Same combination, but a different ruse
Bridge
Jean-Jacques Rousseau, an 18thcentury philosopher, author and composer, wrote, “Falsehood has an infinity of combinations, but truth has only one mode of being.”
In bridge, infinity is an overbid. But in this column a week ago, West had the king-jack-doubleton in clubs and shifted to the jack to mislead declarer about the real club position. Here is a variation on the same theme.
What happened in three no-trump after West led a spade, then East won the trick with his king and returned a spade to dummy’s ace?
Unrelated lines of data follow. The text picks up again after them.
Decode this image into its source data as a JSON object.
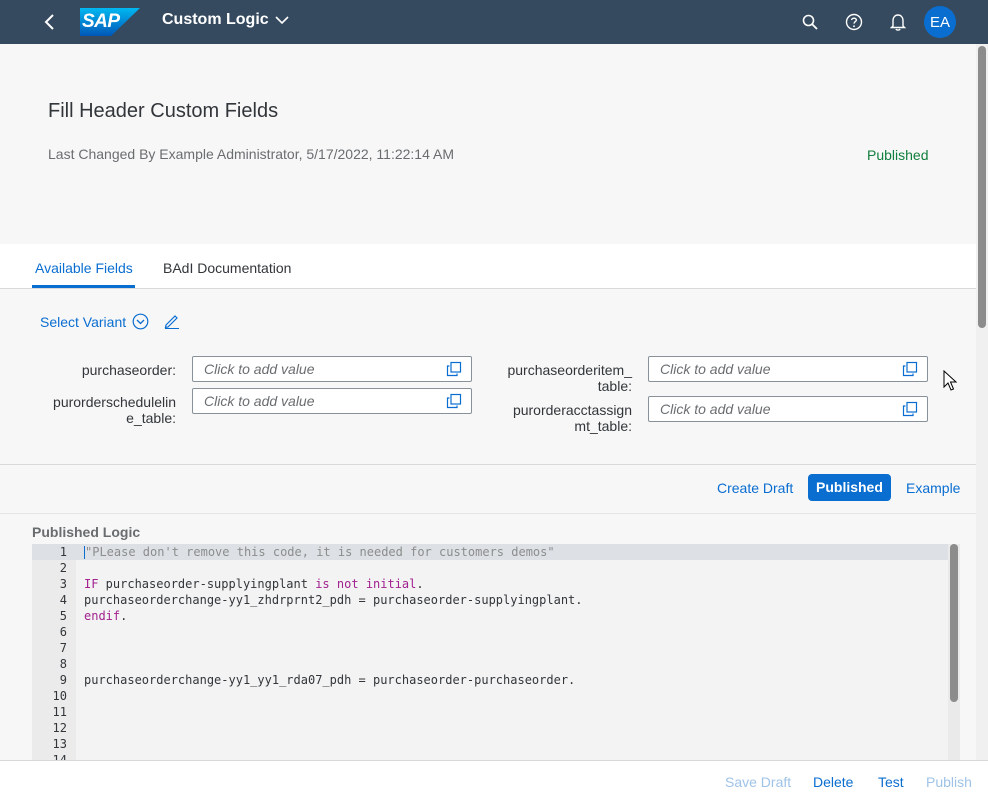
{
  "shell": {
    "logo_text": "SAP",
    "app_title": "Custom Logic",
    "user_initials": "EA"
  },
  "header": {
    "title": "Fill Header Custom Fields",
    "last_changed": "Last Changed By Example Administrator, 5/17/2022, 11:22:14 AM",
    "status": "Published"
  },
  "tabs": [
    {
      "label": "Available Fields"
    },
    {
      "label": "BAdI Documentation"
    }
  ],
  "filter": {
    "variant_label": "Select Variant",
    "fields": [
      {
        "label_line1": "purchaseorder:",
        "label_line2": "",
        "placeholder": "Click to add value"
      },
      {
        "label_line1": "purorderschedulelin",
        "label_line2": "e_table:",
        "placeholder": "Click to add value"
      },
      {
        "label_line1": "purchaseorderitem_",
        "label_line2": "table:",
        "placeholder": "Click to add value"
      },
      {
        "label_line1": "purorderacctassign",
        "label_line2": "mt_table:",
        "placeholder": "Click to add value"
      }
    ]
  },
  "toolbar": {
    "create_draft": "Create Draft",
    "published": "Published",
    "example": "Example"
  },
  "code": {
    "title": "Published Logic",
    "lines": [
      {
        "num": "1",
        "text": "\"PLease don't remove this code, it is needed for customers demos\""
      },
      {
        "num": "2",
        "text": ""
      },
      {
        "num": "3",
        "text": "IF purchaseorder-supplyingplant is not initial."
      },
      {
        "num": "4",
        "text": "purchaseorderchange-yy1_zhdrprnt2_pdh = purchaseorder-supplyingplant."
      },
      {
        "num": "5",
        "text": "endif."
      },
      {
        "num": "6",
        "text": ""
      },
      {
        "num": "7",
        "text": ""
      },
      {
        "num": "8",
        "text": ""
      },
      {
        "num": "9",
        "text": "purchaseorderchange-yy1_yy1_rda07_pdh = purchaseorder-purchaseorder."
      },
      {
        "num": "10",
        "text": ""
      },
      {
        "num": "11",
        "text": ""
      },
      {
        "num": "12",
        "text": ""
      },
      {
        "num": "13",
        "text": ""
      },
      {
        "num": "14",
        "text": ""
      }
    ]
  },
  "footer": {
    "save_draft": "Save Draft",
    "delete": "Delete",
    "test": "Test",
    "publish": "Publish"
  },
  "colors": {
    "shell_bg": "#354a5f",
    "accent": "#0a6ed1",
    "status_positive": "#107e3e",
    "keyword": "#a2228f",
    "comment": "#8c8c8c"
  },
  "icons": [
    "back-icon",
    "search-icon",
    "help-icon",
    "notification-icon",
    "chevron-down-icon",
    "edit-icon",
    "value-help-icon"
  ]
}
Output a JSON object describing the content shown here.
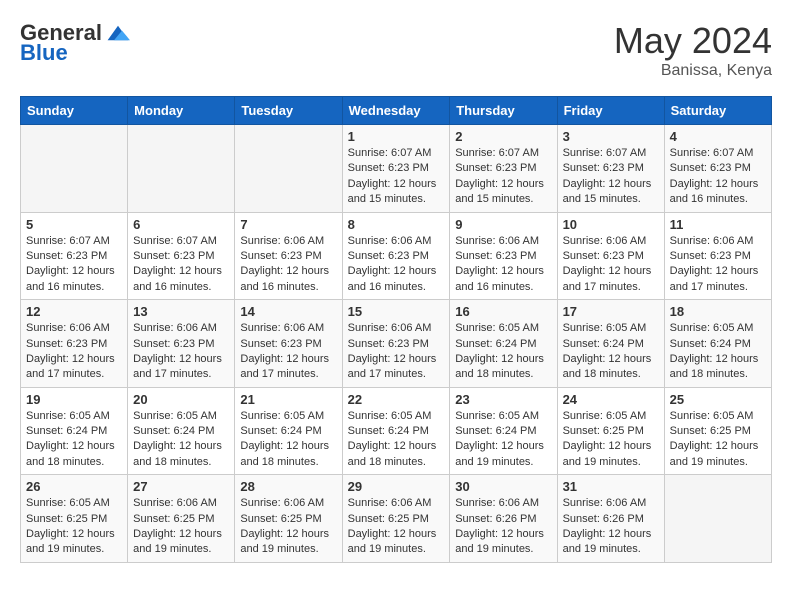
{
  "logo": {
    "general": "General",
    "blue": "Blue"
  },
  "title": {
    "month_year": "May 2024",
    "location": "Banissa, Kenya"
  },
  "weekdays": [
    "Sunday",
    "Monday",
    "Tuesday",
    "Wednesday",
    "Thursday",
    "Friday",
    "Saturday"
  ],
  "weeks": [
    [
      {
        "day": "",
        "info": ""
      },
      {
        "day": "",
        "info": ""
      },
      {
        "day": "",
        "info": ""
      },
      {
        "day": "1",
        "info": "Sunrise: 6:07 AM\nSunset: 6:23 PM\nDaylight: 12 hours\nand 15 minutes."
      },
      {
        "day": "2",
        "info": "Sunrise: 6:07 AM\nSunset: 6:23 PM\nDaylight: 12 hours\nand 15 minutes."
      },
      {
        "day": "3",
        "info": "Sunrise: 6:07 AM\nSunset: 6:23 PM\nDaylight: 12 hours\nand 15 minutes."
      },
      {
        "day": "4",
        "info": "Sunrise: 6:07 AM\nSunset: 6:23 PM\nDaylight: 12 hours\nand 16 minutes."
      }
    ],
    [
      {
        "day": "5",
        "info": "Sunrise: 6:07 AM\nSunset: 6:23 PM\nDaylight: 12 hours\nand 16 minutes."
      },
      {
        "day": "6",
        "info": "Sunrise: 6:07 AM\nSunset: 6:23 PM\nDaylight: 12 hours\nand 16 minutes."
      },
      {
        "day": "7",
        "info": "Sunrise: 6:06 AM\nSunset: 6:23 PM\nDaylight: 12 hours\nand 16 minutes."
      },
      {
        "day": "8",
        "info": "Sunrise: 6:06 AM\nSunset: 6:23 PM\nDaylight: 12 hours\nand 16 minutes."
      },
      {
        "day": "9",
        "info": "Sunrise: 6:06 AM\nSunset: 6:23 PM\nDaylight: 12 hours\nand 16 minutes."
      },
      {
        "day": "10",
        "info": "Sunrise: 6:06 AM\nSunset: 6:23 PM\nDaylight: 12 hours\nand 17 minutes."
      },
      {
        "day": "11",
        "info": "Sunrise: 6:06 AM\nSunset: 6:23 PM\nDaylight: 12 hours\nand 17 minutes."
      }
    ],
    [
      {
        "day": "12",
        "info": "Sunrise: 6:06 AM\nSunset: 6:23 PM\nDaylight: 12 hours\nand 17 minutes."
      },
      {
        "day": "13",
        "info": "Sunrise: 6:06 AM\nSunset: 6:23 PM\nDaylight: 12 hours\nand 17 minutes."
      },
      {
        "day": "14",
        "info": "Sunrise: 6:06 AM\nSunset: 6:23 PM\nDaylight: 12 hours\nand 17 minutes."
      },
      {
        "day": "15",
        "info": "Sunrise: 6:06 AM\nSunset: 6:23 PM\nDaylight: 12 hours\nand 17 minutes."
      },
      {
        "day": "16",
        "info": "Sunrise: 6:05 AM\nSunset: 6:24 PM\nDaylight: 12 hours\nand 18 minutes."
      },
      {
        "day": "17",
        "info": "Sunrise: 6:05 AM\nSunset: 6:24 PM\nDaylight: 12 hours\nand 18 minutes."
      },
      {
        "day": "18",
        "info": "Sunrise: 6:05 AM\nSunset: 6:24 PM\nDaylight: 12 hours\nand 18 minutes."
      }
    ],
    [
      {
        "day": "19",
        "info": "Sunrise: 6:05 AM\nSunset: 6:24 PM\nDaylight: 12 hours\nand 18 minutes."
      },
      {
        "day": "20",
        "info": "Sunrise: 6:05 AM\nSunset: 6:24 PM\nDaylight: 12 hours\nand 18 minutes."
      },
      {
        "day": "21",
        "info": "Sunrise: 6:05 AM\nSunset: 6:24 PM\nDaylight: 12 hours\nand 18 minutes."
      },
      {
        "day": "22",
        "info": "Sunrise: 6:05 AM\nSunset: 6:24 PM\nDaylight: 12 hours\nand 18 minutes."
      },
      {
        "day": "23",
        "info": "Sunrise: 6:05 AM\nSunset: 6:24 PM\nDaylight: 12 hours\nand 19 minutes."
      },
      {
        "day": "24",
        "info": "Sunrise: 6:05 AM\nSunset: 6:25 PM\nDaylight: 12 hours\nand 19 minutes."
      },
      {
        "day": "25",
        "info": "Sunrise: 6:05 AM\nSunset: 6:25 PM\nDaylight: 12 hours\nand 19 minutes."
      }
    ],
    [
      {
        "day": "26",
        "info": "Sunrise: 6:05 AM\nSunset: 6:25 PM\nDaylight: 12 hours\nand 19 minutes."
      },
      {
        "day": "27",
        "info": "Sunrise: 6:06 AM\nSunset: 6:25 PM\nDaylight: 12 hours\nand 19 minutes."
      },
      {
        "day": "28",
        "info": "Sunrise: 6:06 AM\nSunset: 6:25 PM\nDaylight: 12 hours\nand 19 minutes."
      },
      {
        "day": "29",
        "info": "Sunrise: 6:06 AM\nSunset: 6:25 PM\nDaylight: 12 hours\nand 19 minutes."
      },
      {
        "day": "30",
        "info": "Sunrise: 6:06 AM\nSunset: 6:26 PM\nDaylight: 12 hours\nand 19 minutes."
      },
      {
        "day": "31",
        "info": "Sunrise: 6:06 AM\nSunset: 6:26 PM\nDaylight: 12 hours\nand 19 minutes."
      },
      {
        "day": "",
        "info": ""
      }
    ]
  ]
}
This deal occurred many years ago and was originally written up by B.J. Becker. The declarer was John Rau, who won the 1930 Open Team Championship, which is now the Reisinger Board-a-Match Teams. Sitting East was Sidney Satenstein, a New York expert.
Opposite South’s one-no-trump opening bid, which showed 16-18 points, North, with no singleton or void and insufficient values to consider a slam, understandably raised to three no-trump. Please don’t write in to point out that six clubs by North would surely have made, and six clubs by South would probably have succeeded — except against a defense identical to the one about to be described.
South had seven top tricks: one spade, four hearts, one diamond and one club. Initially, declarer assumed that he needed the diamond finesse to work. But then he spotted a second chance. At trick three, he led a low club from the board ... and East played his king!
Suitably deceived, declarer won with his ace and returned a club to dummy’s 10. Imagine his shock when Satenstein produced the jack and led a spade for down one.